Schlingloff Friederike, Schäfer Ulrich, Frerker Christian, Schmoeckel Michael, Bader Ralf
Department of Cardiac Surgery, Asklepios Klinik St. Georg, Hamburg, Germany
Department of Cardiology, Asklepios Klinik St. Georg, Hamburg, Germany.
Interact Cardiovasc Thorac Surg. 2014 Sep;19(3):388-93. doi: 10.1093/icvts/ivu155. Epub 2014 Jun 3.
The second-generation Jenavalve prosthesis (Jenavalve Technology, Inc., Munich, Germany) is the first transcatheter valve Conformité Européene (CE) marked for treatment of both aortic stenosis (AS) and pure aortic regurgitation (AR). Although the feasibility of the Jenavalve transcatheter aortic valve implantation (TAVI) in patients with pure AR has been described, haemodynamic and follow-up data are lacking.

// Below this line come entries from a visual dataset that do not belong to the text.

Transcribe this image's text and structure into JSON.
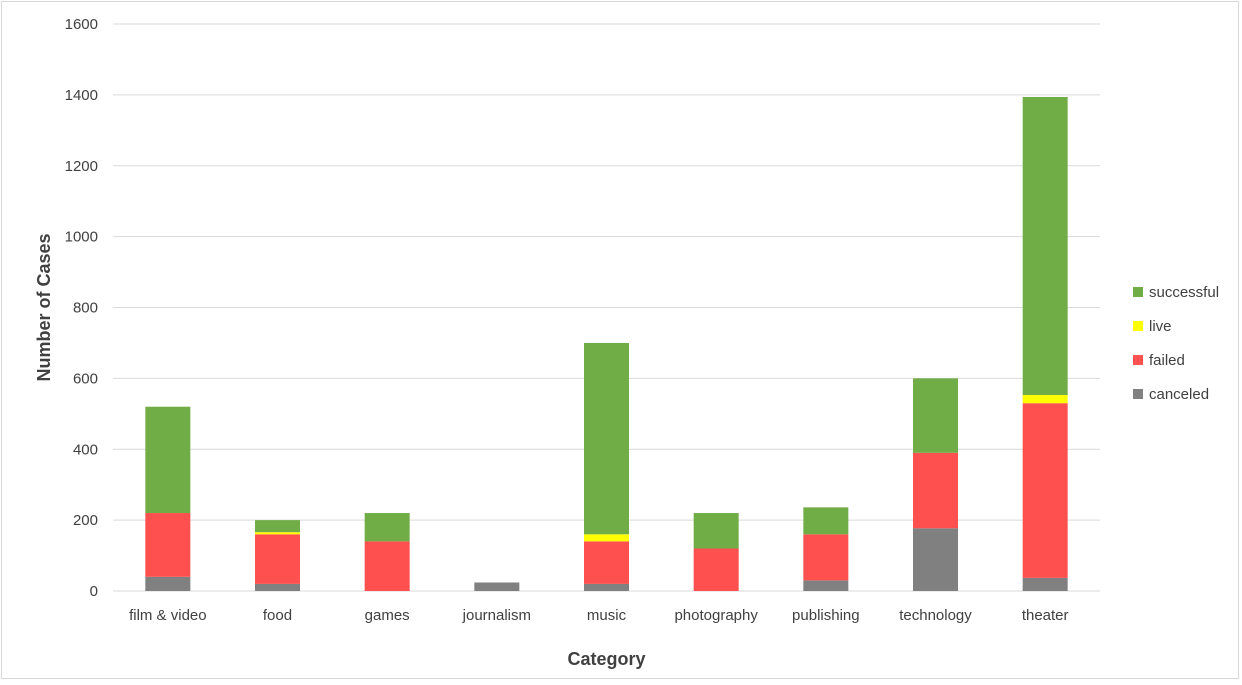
{
  "chart_data": {
    "type": "bar",
    "stacked": true,
    "categories": [
      "film & video",
      "food",
      "games",
      "journalism",
      "music",
      "photography",
      "publishing",
      "technology",
      "theater"
    ],
    "series": [
      {
        "name": "canceled",
        "color": "#808080",
        "values": [
          40,
          20,
          0,
          24,
          20,
          0,
          30,
          177,
          37
        ]
      },
      {
        "name": "failed",
        "color": "#ff5050",
        "values": [
          180,
          140,
          140,
          0,
          120,
          120,
          130,
          213,
          493
        ]
      },
      {
        "name": "live",
        "color": "#ffff00",
        "values": [
          0,
          6,
          0,
          0,
          20,
          0,
          0,
          0,
          23
        ]
      },
      {
        "name": "successful",
        "color": "#70ad47",
        "values": [
          300,
          34,
          80,
          0,
          540,
          100,
          76,
          210,
          841
        ]
      }
    ],
    "title": "",
    "xlabel": "Category",
    "ylabel": "Number of Cases",
    "ylim": [
      0,
      1600
    ],
    "yticks": [
      0,
      200,
      400,
      600,
      800,
      1000,
      1200,
      1400,
      1600
    ],
    "grid": true,
    "legend_position": "right",
    "legend_order": [
      "successful",
      "live",
      "failed",
      "canceled"
    ]
  }
}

We report on a series of 10 transapical Jenavalve implantations for pure AR between December 2012 and September 2013. The patients were determined for TAVI by heart team decision at high surgical risk [log EuroSCORE (European System for Cardiac Operative Risk Evaluation) >20%], frailty or Charlson Comorbidity Index (CCI). Transaortic gradients and right heart haemodynamics were measured invasively before and after TAVI. Ventriculography and transoesophageal echocardiography were used to determine paravalvular regurgitation. All-cause mortality, NYHA functional class and echocardiographic measurements were followed up at 30 days and at 3, 9 and 12 months postoperatively.

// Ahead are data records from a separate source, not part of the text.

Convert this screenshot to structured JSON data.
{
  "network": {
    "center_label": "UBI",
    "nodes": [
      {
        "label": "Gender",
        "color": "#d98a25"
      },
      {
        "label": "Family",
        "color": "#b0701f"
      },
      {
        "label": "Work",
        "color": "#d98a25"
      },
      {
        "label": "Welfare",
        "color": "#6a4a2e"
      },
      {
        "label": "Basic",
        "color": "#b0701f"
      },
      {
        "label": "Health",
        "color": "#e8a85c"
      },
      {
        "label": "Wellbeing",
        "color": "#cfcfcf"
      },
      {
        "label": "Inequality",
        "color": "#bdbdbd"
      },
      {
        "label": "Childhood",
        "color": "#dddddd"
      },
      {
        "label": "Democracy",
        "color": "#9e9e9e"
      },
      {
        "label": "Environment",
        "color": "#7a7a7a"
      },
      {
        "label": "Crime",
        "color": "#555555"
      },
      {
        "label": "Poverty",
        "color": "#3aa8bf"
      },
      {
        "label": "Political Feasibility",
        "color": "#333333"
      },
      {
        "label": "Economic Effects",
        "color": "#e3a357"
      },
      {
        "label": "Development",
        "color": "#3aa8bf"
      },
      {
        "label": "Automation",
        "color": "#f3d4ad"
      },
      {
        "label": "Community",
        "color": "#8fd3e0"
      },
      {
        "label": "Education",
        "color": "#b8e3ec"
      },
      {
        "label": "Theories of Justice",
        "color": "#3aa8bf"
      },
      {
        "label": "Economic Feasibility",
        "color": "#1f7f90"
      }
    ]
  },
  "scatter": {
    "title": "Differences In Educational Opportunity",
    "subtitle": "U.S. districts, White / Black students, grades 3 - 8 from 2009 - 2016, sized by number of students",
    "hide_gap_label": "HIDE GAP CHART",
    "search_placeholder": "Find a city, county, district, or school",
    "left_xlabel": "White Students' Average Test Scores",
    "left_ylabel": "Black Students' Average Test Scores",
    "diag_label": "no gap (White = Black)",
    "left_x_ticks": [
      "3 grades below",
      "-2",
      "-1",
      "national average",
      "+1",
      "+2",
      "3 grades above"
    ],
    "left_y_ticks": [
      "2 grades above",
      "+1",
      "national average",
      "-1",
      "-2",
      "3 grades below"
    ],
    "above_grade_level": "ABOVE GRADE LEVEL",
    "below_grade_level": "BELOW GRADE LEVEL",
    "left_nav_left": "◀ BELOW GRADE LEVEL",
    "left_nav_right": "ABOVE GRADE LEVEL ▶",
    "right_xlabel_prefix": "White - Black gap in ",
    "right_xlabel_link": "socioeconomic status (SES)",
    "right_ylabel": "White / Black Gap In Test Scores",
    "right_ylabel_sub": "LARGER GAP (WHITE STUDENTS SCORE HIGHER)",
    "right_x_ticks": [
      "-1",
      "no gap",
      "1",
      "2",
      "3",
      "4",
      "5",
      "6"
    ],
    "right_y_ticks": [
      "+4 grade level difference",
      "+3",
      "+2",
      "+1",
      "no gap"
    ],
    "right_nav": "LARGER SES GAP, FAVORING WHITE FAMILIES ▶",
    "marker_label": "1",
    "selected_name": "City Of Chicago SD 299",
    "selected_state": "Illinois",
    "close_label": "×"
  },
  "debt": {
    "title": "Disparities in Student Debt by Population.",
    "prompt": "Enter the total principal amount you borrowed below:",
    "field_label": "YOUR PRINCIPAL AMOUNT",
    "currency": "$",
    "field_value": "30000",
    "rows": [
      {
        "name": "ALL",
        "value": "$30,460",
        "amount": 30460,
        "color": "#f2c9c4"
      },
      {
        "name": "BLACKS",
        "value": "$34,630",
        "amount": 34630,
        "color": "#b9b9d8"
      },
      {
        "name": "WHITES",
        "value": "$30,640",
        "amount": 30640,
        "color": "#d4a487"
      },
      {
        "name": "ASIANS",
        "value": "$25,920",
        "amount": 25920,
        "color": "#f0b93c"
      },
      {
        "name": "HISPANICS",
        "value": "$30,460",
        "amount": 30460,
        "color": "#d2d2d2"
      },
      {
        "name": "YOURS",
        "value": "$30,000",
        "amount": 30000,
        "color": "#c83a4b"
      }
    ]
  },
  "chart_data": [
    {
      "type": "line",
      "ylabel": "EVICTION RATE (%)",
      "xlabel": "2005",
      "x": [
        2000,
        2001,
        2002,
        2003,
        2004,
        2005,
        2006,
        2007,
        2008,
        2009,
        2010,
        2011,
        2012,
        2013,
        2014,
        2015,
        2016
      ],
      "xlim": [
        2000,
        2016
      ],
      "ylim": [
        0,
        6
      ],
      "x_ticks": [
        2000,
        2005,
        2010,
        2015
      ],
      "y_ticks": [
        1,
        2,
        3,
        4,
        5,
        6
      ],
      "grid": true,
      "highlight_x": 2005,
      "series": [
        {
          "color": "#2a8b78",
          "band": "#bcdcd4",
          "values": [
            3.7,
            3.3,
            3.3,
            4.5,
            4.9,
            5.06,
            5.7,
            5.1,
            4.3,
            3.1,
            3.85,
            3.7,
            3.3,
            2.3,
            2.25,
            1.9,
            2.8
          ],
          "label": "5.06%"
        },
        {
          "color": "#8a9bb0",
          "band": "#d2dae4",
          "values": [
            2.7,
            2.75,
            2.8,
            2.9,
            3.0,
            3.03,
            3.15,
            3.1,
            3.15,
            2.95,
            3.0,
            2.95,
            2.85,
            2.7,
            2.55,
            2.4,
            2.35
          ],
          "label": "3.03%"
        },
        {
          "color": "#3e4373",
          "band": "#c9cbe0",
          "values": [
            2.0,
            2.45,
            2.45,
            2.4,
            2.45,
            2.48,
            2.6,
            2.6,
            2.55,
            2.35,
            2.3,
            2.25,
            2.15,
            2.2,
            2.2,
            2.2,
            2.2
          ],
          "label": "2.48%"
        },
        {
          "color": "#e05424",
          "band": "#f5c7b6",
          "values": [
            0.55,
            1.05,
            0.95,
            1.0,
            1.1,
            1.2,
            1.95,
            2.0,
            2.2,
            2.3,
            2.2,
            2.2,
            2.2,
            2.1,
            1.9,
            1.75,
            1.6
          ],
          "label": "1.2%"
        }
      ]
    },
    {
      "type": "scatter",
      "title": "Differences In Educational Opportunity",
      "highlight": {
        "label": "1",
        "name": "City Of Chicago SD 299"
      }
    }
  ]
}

Overall, mean age was 79 ± 9 years, mean left ventricular ejection fraction 50 ± 17% and mean log EuroSCORE 28.3 ± 17.1%. There were no perioperative complications. Paravalvular regurgitation immediately after implantation was graded none (n = 6), trace (n = 3) or mild (n = 1). Overall 30-day mortality was 30% (3/10). Three patients refused further treatment, such as haemodialysis or treatment of mitral regurgitation. Rate for pacemaker implantation was 2/10 (20%).
Intraprocedural success and haemodynamic data in our cases were good. The mortality in our group highlighted the importance of careful patient selection, especially for this pathology. The Jenavalve prosthesis proved to be suitable for treatment of AR in surgical high-risk patients.
第二代杰纳瓣膜假体(德国慕尼黑杰纳瓣膜技术公司)是首个获得欧洲合格认证(CE)的经导管瓣膜,用于治疗主动脉瓣狭窄(AS)和单纯主动脉瓣反流(AR)。尽管已描述了杰纳瓣膜经导管主动脉瓣植入术(TAVI)在单纯AR患者中的可行性,但缺乏血流动力学和随访数据。
我们报告了2012年12月至2013年9月期间为单纯AR进行的一系列10例经心尖杰纳瓣膜植入术。患者经心脏团队判定为TAVI手术风险高[欧洲心脏手术风险评估系统(EuroSCORE)>20%]、身体虚弱或查尔森合并症指数(CCI)高。在TAVI前后通过有创测量主动脉跨瓣压差和右心血流动力学。使用心室造影和经食管超声心动图确定瓣周反流。在术后30天以及术后3、9和12个月对全因死亡率、纽约心脏协会(NYHA)心功能分级和超声心动图测量进行随访。
总体而言,平均年龄为(79±9)岁,平均左心室射血分数为(50±17)%,平均EuroSCORE为(28.3±17.1)%。无围手术期并发症。植入后即刻瓣周反流分级为无(n=6)、微量(n=3)或轻度(n=1)。总体30天死亡率为30%(3/10)。3例患者拒绝进一步治疗,如血液透析或二尖瓣反流治疗。起搏器植入率为2/10(20%)。
我们病例中的手术成功率和血流动力学数据良好。我们组的死亡率凸显了谨慎选择患者的重要性,尤其是对于这种病情。杰纳瓣膜假体被证明适用于手术高危患者的AR治疗。